Le président afghan Ashraf Ghani a demandé mardi des "éclaircissements" aux États-Unis après que son homologue américain Donald Trump a déclaré qu'il pourrait très aisément gagner la guerre en Afghanistan mais qu'il ne voulait pas "tuer 10 millions de personnes". Le dirigeant américain a multiplié les déclarations fracassantes lundi à la Maison-Blanche, où il recevait le Premier ministre pakistanais Imran Khan.

"Si j'avais voulu gagner la guerre, l'Afghanistan aurait disparu de la surface de la Terre", a notamment affirmé M. Trump. "Cela aurait été fini en littéralement dix jours", a-t-il ajouté. "Je ne veux juste pas tuer dix millions de personnes".

Ses commentaires, qui ont coïncidé avec le départ pour Kaboul de Zalmay Khalilzad, l'envoyé spécial pour la paix en Afghanistan, en amont d'une nouvelle session de pourparlers avec les talibans, ont suscité colère et indignation dans le pays.

Traumatisés par des décennies de conflit, les Afghans s'inquiètent d'un retrait précipité des forces américaines et craignent qu'il ne provoque le retour au pouvoir des talibans, qui contrôlent ou exercent une influence sur déjà près de la moitié de leur pays, voire une nouvelle guerre civile.

"Le gouvernement de la République islamique d'Afghanistan demande des éclaircissements sur les déclarations du président américain", a fait savoir le bureau du président Ghani dans un communiqué.

M. Trump a également déclaré que le Pakistan aiderait les États-Unis à "s'extirper" de l'Afghanistan et qu'il existait un "énorme potentiel" dans les relations entre Washington et Islamabad.

Kaboul et Washington reprochent pourtant depuis longtemps au Pakistan d'avoir alimenté le conflit afghan en soutenant les talibans. En janvier 2018, Donald Trump avait lui-même accusé Islamabad d'"abriter les terroristes que nous chassons en Afghanistan".

L'influence du Pakistan sur les insurgés, chassés du pouvoir en 2001 par une coalition internationale menée par les Etats-Unis, est toutefois perçue comme un élément essentiel pour mettre fin à bientôt 18 ans de présence américaine en Afghanistan.

"Si le gouvernement afghan soutient les efforts des États-Unis pour assurer la paix en Afghanistan, il souligne que des chefs d'État étrangers ne peuvent déterminer le sort de l'Afghanistan en l'absence des dirigeants afghans", a observé le bureau de M. Ghani.

Le président afghan s'est régulièrement agacé d'être tenu à l'écart des pourparlers de paix menés depuis près d'un an par les États-Unis avec les talibans.

Nombre d'Afghans ont vivement réagi aux propos de Donald Trump sur les réseaux sociaux. "Je me sens choqué, menacé et humilié. Nous avons fait confiance aux Américains (...) et maintenant le président Trump nous menace de génocide! ", a écrit un internaute sur Facebook.

L'envoyé américain pour la paix en Afghanistan, Zalmay Khalilzad, est par ailleurs arrivé mardi à Kaboul.

Il doit ensuite enchaîner sur une huitième série de pourparlers avec les talibans, prévue dans les prochains jours à Doha, toujours en l'absence du gouvernement afghan.
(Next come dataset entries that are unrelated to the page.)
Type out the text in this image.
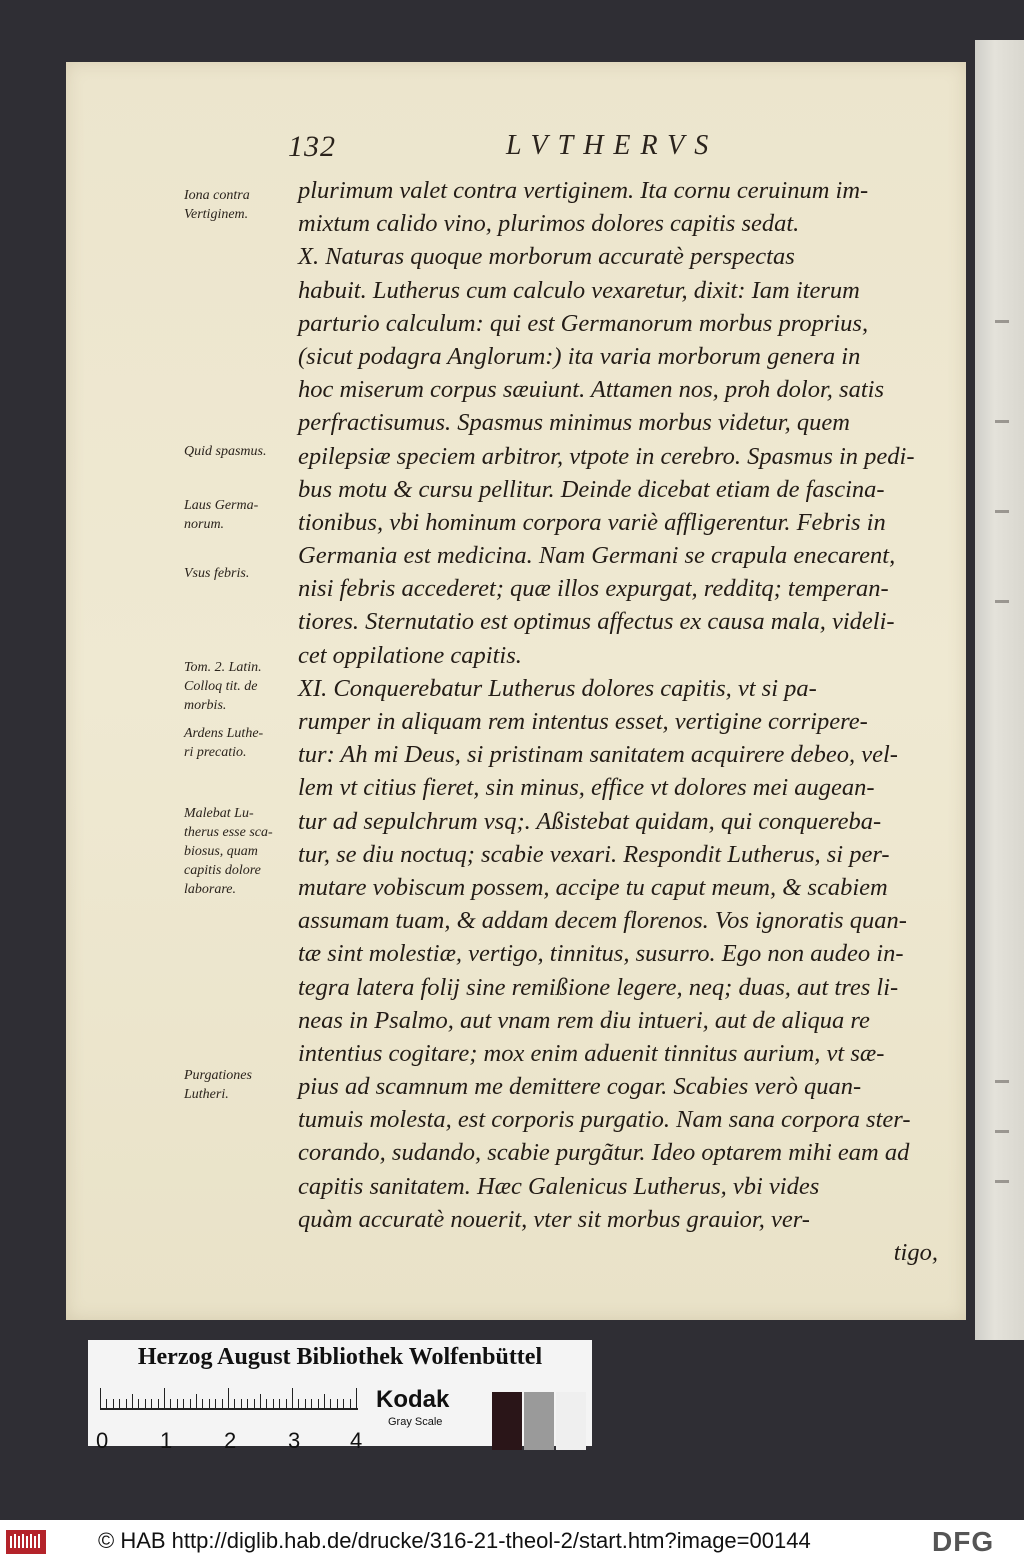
132	LVTHERVS
plurimum valet contra vertiginem. Ita cornu ceruinum im-
mixtum calido vino, plurimos dolores capitis sedat.
X. Naturas quoque morborum accuratè perspectas
habuit. Lutherus cum calculo vexaretur, dixit: Iam iterum
parturio calculum: qui est Germanorum morbus proprius,
(sicut podagra Anglorum:) ita varia morborum genera in
hoc miserum corpus sæuiunt. Attamen nos, proh dolor, satis
perfractisumus. Spasmus minimus morbus videtur, quem
epilepsiæ speciem arbitror, vtpote in cerebro. Spasmus in pedi-
bus motu & cursu pellitur. Deinde dicebat etiam de fascina-
tionibus, vbi hominum corpora variè affligerentur. Febris in
Germania est medicina. Nam Germani se crapula enecarent,
nisi febris accederet; quæ illos expurgat, redditq; temperan-
tiores. Sternutatio est optimus affectus ex causa mala, videli-
cet oppilatione capitis.
XI. Conquerebatur Lutherus dolores capitis, vt si pa-
rumper in aliquam rem intentus esset, vertigine corripere-
tur: Ah mi Deus, si pristinam sanitatem acquirere debeo, vel-
lem vt citius fieret, sin minus, effice vt dolores mei augean-
tur ad sepulchrum vsq;. Aßistebat quidam, qui conquereba-
tur, se diu noctuq; scabie vexari. Respondit Lutherus, si per-
mutare vobiscum possem, accipe tu caput meum, & scabiem
assumam tuam, & addam decem florenos. Vos ignoratis quan-
tæ sint molestiæ, vertigo, tinnitus, susurro. Ego non audeo in-
tegra latera folij sine remißione legere, neq; duas, aut tres li-
neas in Psalmo, aut vnam rem diu intueri, aut de aliqua re
intentius cogitare; mox enim aduenit tinnitus aurium, vt sæ-
pius ad scamnum me demittere cogar. Scabies verò quan-
tumuis molesta, est corporis purgatio. Nam sana corpora ster-
corando, sudando, scabie purgãtur. Ideo optarem mihi eam ad
capitis sanitatem. Hæc Galenicus Lutherus, vbi vides
quàm accuratè nouerit, vter sit morbus grauior, ver-
tigo,
Iona contra
Vertiginem.
Quid spasmus.
Laus Germa-
norum.
Vsus febris.
Tom. 2. Latin.
Colloq tit. de
morbis.
Ardens Luthe-
ri precatio.
Malebat Lu-
therus esse sca-
biosus, quam
capitis dolore
laborare.
Purgationes
Lutheri.
Herzog August Bibliothek Wolfenbüttel
0 1 2 3 4
Kodak
Gray Scale
© HAB http://diglib.hab.de/drucke/316-21-theol-2/start.htm?image=00144	DFG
Fin juin, le secrétaire d'Etat américain Mike Pompeo avait déclaré espérer un accord de paix avec les talibans "avant le 1er septembre".

Dans un tweet mardi, M. Khalilzad a dit vouloir "une paix durable qui mette fin à la guerre, garantisse que les terroristes n'utilisent pas l'Afghanistan pour menacer les États-Unis, honore les sacrifices que les États-Unis, nos alliés et les Afghans ont consentis, et cimente une relation durable avec l'Afghanistan".

Malgré les efforts des Etats-Unis, la violence s'est intensifiée ces dernières semaines, talibans et forces gouvernementales affirmant avoir infligé de lourdes pertes à l'adversaire.

Mais les affrontements ont également tué ou blessé des dizaines de civils. Neuf d'entre eux, dont trois femmes et quatre enfants, sont morts dimanche lors d'une frappe aérienne de l'armée afghane dans la province du Logar, voisine de Kaboul, selon des informations rendues publiques par l'ONU.